Thanks, USGA, on behalf of the Kids!
GOLFWEEK, May 25, 1991
EDITORIALS, 19th HOLE, ALMANAC, COLUMNS
Thanks, USGA, on behalf of the kids!
A modified par system for juniors is the latest effort of Dean Knuth, the USGA's director of handicapping. 1t's one of those little things that go unnoticed when they happen, but long-term may become significant.
Junior Par System, as it's called, is another step in the USGA's transition from conservancy to being an advocate of the game. And it's a building block in the National Golf Foundation's master plan of golf promotion.
Much junior emphasis – too much, in the opinion of many – is directed at the nationally ranked phenoms. Junior Par System, conversely, is designed to give an incentive to play for the average beginning boy or girl.
It gives an achievable goal to keep them from getting discouraged before they learn to play well. Girls and boys under l8 have a realistic benchmark for measuring their score.
A four-page folder explaining Junior Par System is being sent to all USGA member clubs. It contains two sets of charts, one of which categorizes children as beginner, intermediate or advanced golfers. Boys and girls have separate charts, and both may be categorized by either age or handicap. The other charts establish the junior par for each category from seven different yardage categories. Junior par goes up to par nine on some holes.

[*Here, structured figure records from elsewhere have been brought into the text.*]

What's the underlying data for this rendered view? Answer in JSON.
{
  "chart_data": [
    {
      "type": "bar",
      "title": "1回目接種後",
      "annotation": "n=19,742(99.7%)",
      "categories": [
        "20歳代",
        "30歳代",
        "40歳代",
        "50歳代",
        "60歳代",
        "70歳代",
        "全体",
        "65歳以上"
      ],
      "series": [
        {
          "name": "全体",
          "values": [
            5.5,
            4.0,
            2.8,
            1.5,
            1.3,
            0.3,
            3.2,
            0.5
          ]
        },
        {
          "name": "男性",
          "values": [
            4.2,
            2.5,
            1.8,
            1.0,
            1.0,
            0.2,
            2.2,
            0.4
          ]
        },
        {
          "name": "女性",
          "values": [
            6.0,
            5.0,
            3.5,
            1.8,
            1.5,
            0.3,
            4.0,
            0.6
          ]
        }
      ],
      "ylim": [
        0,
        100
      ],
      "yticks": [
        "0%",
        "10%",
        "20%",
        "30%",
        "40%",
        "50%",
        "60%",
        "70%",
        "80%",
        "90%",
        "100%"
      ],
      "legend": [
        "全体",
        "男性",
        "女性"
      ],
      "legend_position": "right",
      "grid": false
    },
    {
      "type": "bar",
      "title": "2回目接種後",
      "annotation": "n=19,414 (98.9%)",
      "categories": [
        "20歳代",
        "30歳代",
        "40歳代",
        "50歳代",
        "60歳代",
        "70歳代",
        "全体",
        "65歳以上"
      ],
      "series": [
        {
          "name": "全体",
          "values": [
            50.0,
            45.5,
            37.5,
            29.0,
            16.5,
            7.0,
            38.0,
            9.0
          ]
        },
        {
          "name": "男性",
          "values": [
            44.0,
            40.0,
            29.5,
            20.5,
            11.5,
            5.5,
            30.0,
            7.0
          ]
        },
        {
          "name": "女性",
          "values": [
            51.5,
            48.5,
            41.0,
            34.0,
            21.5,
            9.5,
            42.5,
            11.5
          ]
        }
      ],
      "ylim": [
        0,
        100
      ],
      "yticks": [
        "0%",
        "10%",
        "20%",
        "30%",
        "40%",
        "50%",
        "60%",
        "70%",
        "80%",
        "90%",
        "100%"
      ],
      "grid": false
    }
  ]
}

The folder suggests that clubs have inexpensive junior scorecards printed so that juniors see their goal of par. It goes on to explain that Junior Par System handicaps can be kept the same as adults', including equitable stroke control. Juniors will turn in adjusted scores, along with the adult course rating and slope rating of the forward tees. All junior play, both boys and girls, is accepted as being from the course's shortest recognized set of tees.
Junior handicaps will be calculated like adults', with a handicap index being established and converted to a course handicap for the course being played.
There are still other areas of the game that need serious think-tank addressing. Speed of play, assimilation of beginners into the game, and cost of course building are among the most important. But the Junior Par System is a nice step in the right direction. A bouquet to the USGA For identifying the need and directing its efforts to the project.
Remember last December's Forbes magazine attack on the National Golf Foundation and the golf industry in general? It was followed early this year with a trade journal ad on Forbes' great "exposure" of the myth of the golf boom.
Now Forbes is backtracking. Those Foolish people in the golf industry have a lot of business they'd like to have.
Forbes recently directed an advertising solicitation letter to golf executives. It said "nearly 46 percent of our subscribers regularly test their skills on the fairways. ...throughout the year Forbes FYI features distinctive and informative editorial on golf, America's FASTEST- GROWING and most ardently played sport . . . there's a great many tees, balls, bags, gloves, clubs, and holidays to sell!"
Gee, fellows, and I thought you didn't like us!
Why are Japanese or other foreign investors willing to pay more for an existing American course than it would cost them to build a new one? Why don't they start from scratch?
"For the same reason that I wouldn't go over there and build one," the owner of a new course (who has had offers to buy) told me. "I wouldn't know what to do over there in terms of permits and bureaucracy. I might waste a lot of money and then find out l couldn't do it. By buying an existing course, the potential may not be as high, but they have a sure thing. They start realizing return immediately."